Early in 1989 Jarvis, Devine, Mike Bowler and Alan Goldstein put together the funds for a début feature. Shot on video in various locations, (including Jarvis’ home) the film sold significantly well and remains Cinematrix’s highest grossing effort.
It tells the tale of a psychopathic photographer that owns a studio in Los Angeles. In the opening, we see him slaughter an unfortunate undercover police officer, before bizarrely committing suicide in front of his camera. He had been wanted for sometime by Police, in connection with a spate of vicious mutilations across the city. After he takes his own life, detectives find piles of evidence littering his grimy apartment that relates to his path of murder.
Next up we meet Amy Stuart, a bubbly fashion photographer that uncovers the bargain of her life whilst in a small back-alley pawn store. She finds a V-Deluxe camera lying on the dust-covered shelves and after some extensive haggling with the cocky store proprietor, she manages to pick it up for a budget price. Things are not all as they seem however, as her bargain-buy used to belong to the maniac from the prologue and somewhat mystically his spirit has possessed the appliance. Before long, the malevolent killer has returned from beyond the grave and he begins methodically slaughtering the models that Amy captures on film in numerous gruesome ways. The Police are baffled and at first believe that it’s a copycat killer, but with an almost identical modus operandi, they soon realise that they are up against something far more sinister. With the body count rising, how can Amy stop someone that’s already dead?
Cinematrix films always bring to the fore an inviting level of creativity. Whilst Dead Girls boasted a compelling mystery with more twists than a chubby checker convention, Bloodstream took a standard slasher synopsis and injected some complex social issues to create an authentic juxtaposition. Fatal Images in no different in that respect, and for the most part, the plot adds invention to the standard slasher template. The idea of a mystic psycho has been attempted many times post-Halloween, but rarely has the plot been handled successfully. Ulli Lommel’s The Boogeyman was a decent entry, but efforts like Girl’s School Screamers and The Outing have failed to build on the obvious possibilities. Fatal Images captures the imagination with an inventive synopsis and a supernatural sheen.
Movies filmed on such a low budget rarely manage to escape the clutches of mediocrity, but Fatal Images does at least provide a few quirky thrills. There’s some decent gore on offer courtesy of Gabe Bartalos and Devine shows visionary flair with a few ambitious set pieces. Jarvis’ script successfully mixes everything from slasher platitudes to satanic ritualistic influences and the haunted camera idea was something of a novelty and a pre-cursor to the Project Zero survival horror franchise on the Playstation. Perhaps more importantly, the film keeps you interested and it’s worth staying tuned for the final pay-off.

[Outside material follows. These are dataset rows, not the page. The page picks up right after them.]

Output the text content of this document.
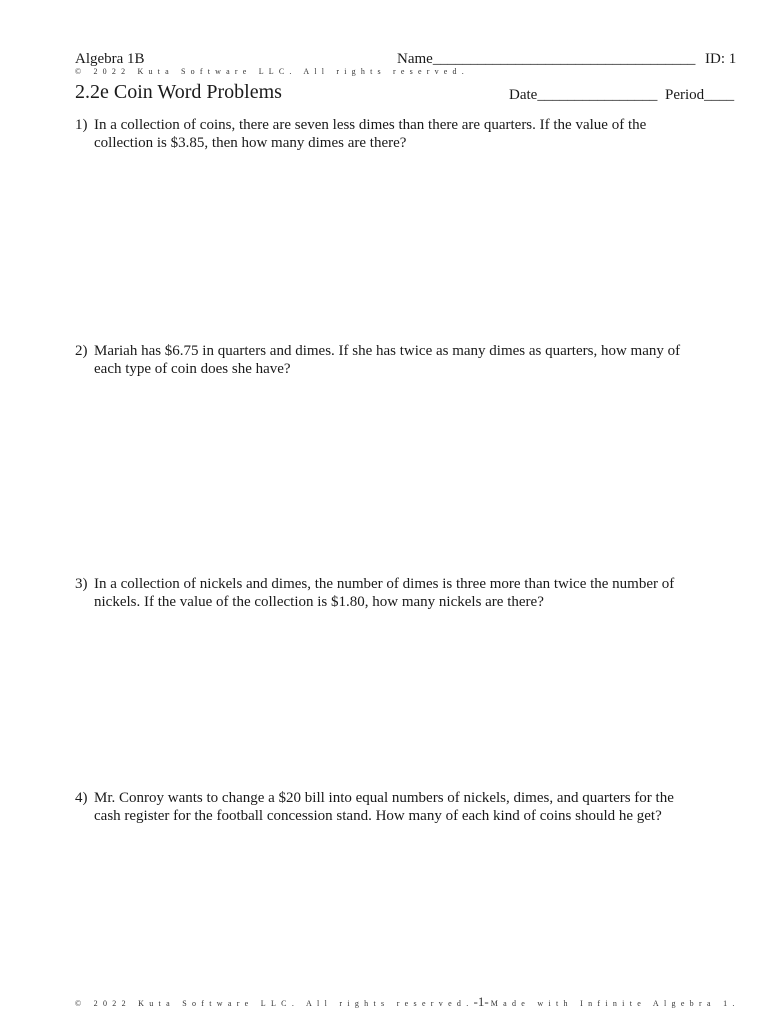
Algebra 1B	Name___________________________________ ID: 1
© 2022 Kuta Software LLC. All rights reserved.
2.2e Coin Word Problems	Date________________ Period____
1) In a collection of coins, there are seven less dimes than there are quarters. If the value of the collection is $3.85, then how many dimes are there?
2) Mariah has $6.75 in quarters and dimes. If she has twice as many dimes as quarters, how many of each type of coin does she have?
3) In a collection of nickels and dimes, the number of dimes is three more than twice the number of nickels. If the value of the collection is $1.80, how many nickels are there?
4) Mr. Conroy wants to change a $20 bill into equal numbers of nickels, dimes, and quarters for the cash register for the football concession stand. How many of each kind of coins should he get?
© 2022 Kuta Software LLC. All rights reserved.-1- Made with Infinite Algebra 1.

I am not going to bring up the quality of the performances, simply because you will rarely find a hidden gem or a Robert De Niro on such minuscule funding. I feel compelled however to mention the actor playing the chief detective, because his bizarre characterisation produced some inadvertent humour. At one point, he tells his junior accomplice not to arrest the only possible link to the spate of murders and he says, “Never approach a suspect. Wait until the suspect approaches you!” (Since when has a serial killer made contact with the person that’s trying to lock him up for the rest of his life? And how many people are supposed to be killed whilst the Cops wait for such an approach?). He then blows his head off with a hand gun for *no* significant reason that I can recollect, signalling the unfortunate loss of a brilliant unintentional comic relief character. With that said though, there’s very little here to criticise and for the most part Devine’s slasher hits the right switches and sustains the exuberant momentum.
Fatal Images deserves recognition for its adventurous approach and fans of budget slashers will lap up the faithful use of genre clichés and the heavy eighties feel. The movie never takes itself too seriously and it delivers a new slant on the traditional formula. It reminded me in many ways of David Prior’s Sledgehammer, which is no mean feat. Although cinematically the films are completely different, I noticed a subtle similarity, especially with the supernatural ingredients. All in all it’s an enjoyable début and a decent introduction to the work of the Cinematrix group.